Agissons enfin contre les violences faites aux femmes et aux enfants : inscrivons la loi intégrale à l’ordre du jour du parlement !
En ce jour de mobilisation à l’appel de la coalition associative et syndicale, nous, parlementaires, demandons solennellement au Gouvernement de prendre ses responsabilités.
La proposition de loi intégrale déposée le 25 novembre dernier, journée internationale de lutte contre les violences sexistes et sexuelles, est aujourd’hui toujours à l’arrêt. Plusieurs échanges ont eu lieu entre la coalition parlementaire et certains membres du Gouvernement. Pourtant, rien n’a bougé. Le Premier ministre n’a même jamais répondu aux demandes de rendez-vous des parlementaires.

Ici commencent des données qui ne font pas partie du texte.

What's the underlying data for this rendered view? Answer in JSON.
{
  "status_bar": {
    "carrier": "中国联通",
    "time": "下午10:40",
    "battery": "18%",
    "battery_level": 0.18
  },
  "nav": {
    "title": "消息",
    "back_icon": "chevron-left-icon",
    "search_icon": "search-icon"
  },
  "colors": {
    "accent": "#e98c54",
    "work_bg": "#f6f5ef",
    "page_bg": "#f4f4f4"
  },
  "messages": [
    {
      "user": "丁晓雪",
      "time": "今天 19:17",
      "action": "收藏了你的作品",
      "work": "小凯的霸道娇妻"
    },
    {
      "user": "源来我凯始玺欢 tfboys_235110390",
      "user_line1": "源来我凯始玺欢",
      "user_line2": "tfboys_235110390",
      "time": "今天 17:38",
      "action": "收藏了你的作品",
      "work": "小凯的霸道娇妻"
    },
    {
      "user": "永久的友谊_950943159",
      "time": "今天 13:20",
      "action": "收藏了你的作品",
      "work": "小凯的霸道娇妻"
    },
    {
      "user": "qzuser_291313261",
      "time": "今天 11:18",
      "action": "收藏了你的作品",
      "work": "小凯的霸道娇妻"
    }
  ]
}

Pendant ce temps, les violences continuent, les victimes s’accumulent, les drames se répètent : l’affaire Pélicot, l’affaire Le Scouarnec, les révélations dans le périscolaire, l’affaire Patrick Bruel, les drames des mères protectrices. Et déjà 40 féminicides depuis le début de l’année 2026. Derrière ces noms, il y a des vies détruites. Trop de vies déjà perdues, chaque jour qui passe.

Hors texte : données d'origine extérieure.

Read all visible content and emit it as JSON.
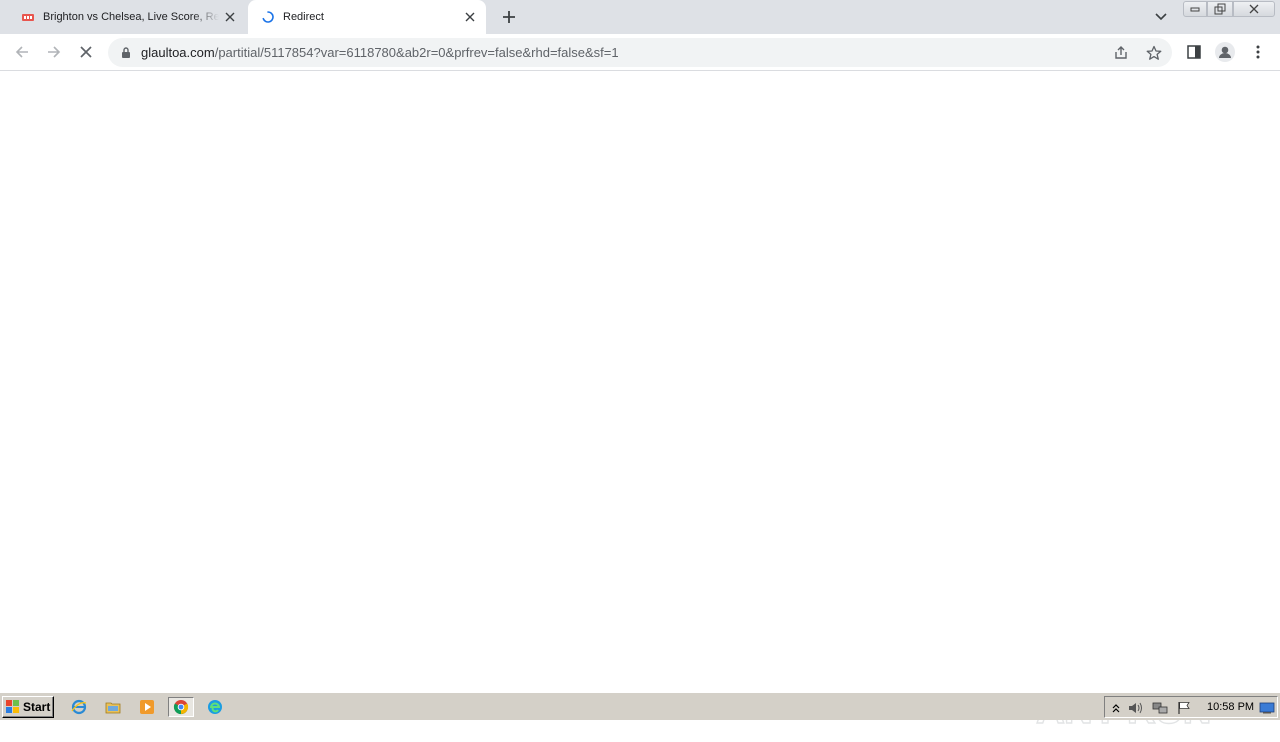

Les chiffres sont connus, et devraient imposer l’action : 160 000 enfants victimes de violences sexuelles chaque année, au moins 7,4 millions de victimes d’inceste, 73 % des plaintes classées sans suite, et à peine 1 % des viols aboutissant à une condamnation. Ce n’est pas une faille marginale. C’est une défaillance systémique.
Et pourtant, la réponse publique reste fragmentée, lente, insuffisante. Le Gouvernement invoque le manque de temps législatif. Mais il ne s’agit pas de calendrier. Il s’agit de choix politiques. De priorités.
La vérité est simple : l’inaction de l’État coûte littéralement des vies.
Pourtant, 81 % des Françaises et des Français soutiennent une loi intégrale. Plus de 110 000 citoyennes et citoyens ont déjà signé la pétition. La société civile, les associations, les professionnels alertent depuis des années. Et les victimes attendent.
Notre proposition de loi vise à rompre avec l’approche actuelle. Elle porte une véritable révolution de genre : une refonte globale de notre système de protection des femmes et des enfants, de la justice à la santé, de la protection de l’enfance à la cybercriminalité, de l’éducation au travail, jusqu’à la prise en charge des victimes.
Le temps des réponses morcelées est terminé. Le temps du pointillisme législatif est révolu.
L’État reconnaît lui-même ses défaillances. Alors qu’attend-il pour agir ? Que faut-il de plus ?
Ce texte est soutenu par la présidente de l’Assemblée nationale, Madame Yaël Braun-Pivet, et le président du Sénat, Monsieur Gérard Larcher. Il doit maintenant être inscrit à l’ordre du jour.
Depuis #MeToo, de nombreux pays ont engagé des transformations profondes. La France ne peut plus rester à l’écart. Elle doit prendre sa part. Elle doit faire sa révolution de genre.
Ne rien faire aujourd’hui, c’est accepter que les violences continuent. C’est accepter que des femmes et des enfants continuent d’être victimes sans réponse à la hauteur.